Faisal Ali Ghumman
Advisor to the Prime Minister on Finance Dr Abdul Hafeez Sheikh has announced today that an agreement has been struck between the government and the International Monetary Fund (IMF) for receiving $3 billion loans as bailout package in coming three years.
He has also been quoted as saying that additionally the government will be receiving $2 billion to $3 billion from the World Bank and the Asian Development Bank (ADB) in the same period.
The IMF board will give approval of the package, the advisor tells a new channel anchor on Sunday.
If we don’t forget the same bailout package of round $6.7 billion with three-year time span was also secured by Nawaz Sharif-led government in 2013, though majority chunk of the loans was either mismanaged or used for getting of rid of interests on borrowings.
Mr Sheikh further reveals that Pakistan was burned with $90 billion external borrowings last year.

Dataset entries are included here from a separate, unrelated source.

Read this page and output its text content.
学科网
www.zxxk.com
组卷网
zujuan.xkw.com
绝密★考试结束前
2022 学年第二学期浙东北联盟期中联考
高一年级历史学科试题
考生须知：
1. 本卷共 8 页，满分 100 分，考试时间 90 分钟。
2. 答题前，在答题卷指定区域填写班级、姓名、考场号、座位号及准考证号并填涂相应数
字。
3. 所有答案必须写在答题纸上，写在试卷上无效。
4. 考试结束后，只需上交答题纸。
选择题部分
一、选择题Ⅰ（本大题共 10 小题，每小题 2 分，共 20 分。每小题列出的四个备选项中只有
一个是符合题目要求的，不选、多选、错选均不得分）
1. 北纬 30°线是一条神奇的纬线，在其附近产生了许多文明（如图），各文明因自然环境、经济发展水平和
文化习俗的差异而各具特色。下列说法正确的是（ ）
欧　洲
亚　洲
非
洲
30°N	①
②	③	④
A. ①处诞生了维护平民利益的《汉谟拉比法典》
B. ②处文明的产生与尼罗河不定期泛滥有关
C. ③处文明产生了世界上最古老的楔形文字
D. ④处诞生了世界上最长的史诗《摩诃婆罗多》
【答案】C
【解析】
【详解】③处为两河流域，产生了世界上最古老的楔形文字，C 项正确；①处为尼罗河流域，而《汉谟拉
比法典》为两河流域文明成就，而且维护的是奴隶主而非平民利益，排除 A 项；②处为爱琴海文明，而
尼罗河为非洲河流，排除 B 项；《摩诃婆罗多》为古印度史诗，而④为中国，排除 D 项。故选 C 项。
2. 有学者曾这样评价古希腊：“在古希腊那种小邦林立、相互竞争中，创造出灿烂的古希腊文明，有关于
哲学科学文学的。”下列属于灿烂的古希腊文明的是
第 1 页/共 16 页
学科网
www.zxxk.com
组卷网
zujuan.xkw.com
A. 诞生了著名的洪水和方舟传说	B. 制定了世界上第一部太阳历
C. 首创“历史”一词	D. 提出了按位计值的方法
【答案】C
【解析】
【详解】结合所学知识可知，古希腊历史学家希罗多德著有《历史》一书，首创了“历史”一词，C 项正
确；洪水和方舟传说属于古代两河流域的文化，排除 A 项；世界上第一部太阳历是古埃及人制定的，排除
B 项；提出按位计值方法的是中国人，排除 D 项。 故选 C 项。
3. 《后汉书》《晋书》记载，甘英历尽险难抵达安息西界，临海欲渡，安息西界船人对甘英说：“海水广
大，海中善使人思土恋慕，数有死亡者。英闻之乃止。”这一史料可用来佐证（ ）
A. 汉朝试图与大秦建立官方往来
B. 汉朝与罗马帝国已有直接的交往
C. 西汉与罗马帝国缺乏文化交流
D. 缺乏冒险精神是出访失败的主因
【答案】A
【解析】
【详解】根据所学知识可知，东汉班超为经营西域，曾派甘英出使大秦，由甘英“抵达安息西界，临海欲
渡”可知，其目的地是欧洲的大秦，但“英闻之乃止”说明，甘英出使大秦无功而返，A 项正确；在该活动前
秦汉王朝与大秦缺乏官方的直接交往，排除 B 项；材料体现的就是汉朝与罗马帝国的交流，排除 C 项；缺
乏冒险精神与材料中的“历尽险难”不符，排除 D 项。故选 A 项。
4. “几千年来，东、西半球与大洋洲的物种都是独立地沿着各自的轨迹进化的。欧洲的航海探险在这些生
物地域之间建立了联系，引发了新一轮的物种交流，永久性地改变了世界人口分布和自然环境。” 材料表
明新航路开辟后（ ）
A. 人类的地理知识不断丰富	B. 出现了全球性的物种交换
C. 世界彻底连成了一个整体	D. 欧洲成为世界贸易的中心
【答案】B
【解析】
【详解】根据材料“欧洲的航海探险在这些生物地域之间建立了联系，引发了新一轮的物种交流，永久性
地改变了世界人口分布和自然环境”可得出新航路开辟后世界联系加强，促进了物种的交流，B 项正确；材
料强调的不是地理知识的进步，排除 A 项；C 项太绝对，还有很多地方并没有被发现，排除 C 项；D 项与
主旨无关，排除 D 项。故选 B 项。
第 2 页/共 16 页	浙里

He has also indicated rising tariff in some sectors of the country.
Prime Minister Imran Khan has already secured certain loan packages and deferred payments plan from Saudi Arabia, United Arab Emirates and China.
The series of borrowings and reliance on International Financial Institutions (IFIs) by the Pakistan Tehreek-e-Insaaf led government give a clear message that Pakistanis can’t come out of the clutches of expensive-ever loans as financial managers sitting at the helm of affairs were either the part of such IFIs or used to follow their footprints.
This government too has no altogether different approach from her predecessors as how to generate income from domestic resources like reforming taxation, strengthening small and medium scale manufacturing, and booting exports.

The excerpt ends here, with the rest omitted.